Hi all - I am following the shotgun metagenomics workflow outlined here to analyze whole genome demultiplexed fungal data I have. I noticed the shotgun analysis information I've found (in this workflow and otherwise) does not include any quality control steps. Should shotgun analysis include any filtering/denoising that I'm missing? Or are these only applicable to amplicon? (if so, why?)

Also, is kraken the only usable database for the shotgun workflow? Is kraken appropriate for all metagenomic data (I am mostly dealing with fungal DNA)?

Thanks!

Welcome to the forums, Mae! :qiime2:

I can help answer this part:

This is a neat question because it goes all the way back to the difference in diversity (i.e. sequence entropy/duplication rate) of targeted and untargeted sequencing, and how that informed the pipelines we built over the last 20 years.

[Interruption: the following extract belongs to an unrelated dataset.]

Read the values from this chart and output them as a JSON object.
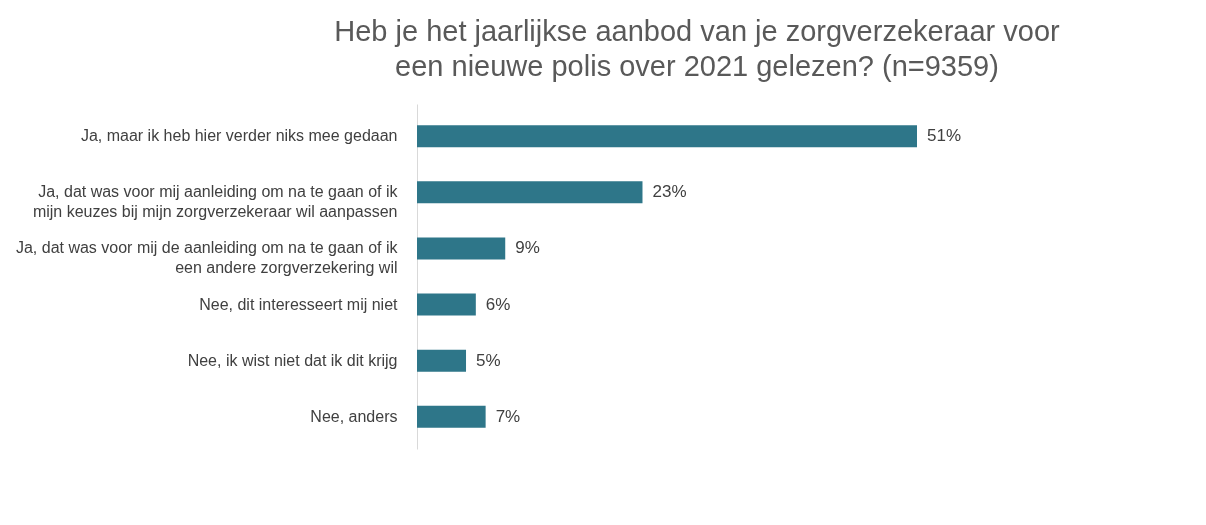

Shotgun sequencing is untargeted by design, so lots of stuff is sequenced and reads are diverse (say, <10% duplicate reads). To make sense of all this highly diverse data, reads are matched against a database. Everything that does not match is discarded, which acts as a strong filter! The feature table we carry into downstream analysis contains database hits.

Amplicons are highly targeted by PCR, so the data is much less diverse, say with >90% duplicate reads! Many amplicon pipelines are designed to keep all the data and denoise it. The feature table we carry into downstream analysis contains real observed reads, which we later annotate with taxonomy from a database. Because reads are used directly, their quality is more important, thus the emphasis on filtering.

If on a 16S project, you drop everything unassigned at the Phylum level, this is a lot like the shotgun database filter.

It's also historical: cd-hit (2006) and uclust (2010) were popular and did clustering without a database, which benefits from quality filtering.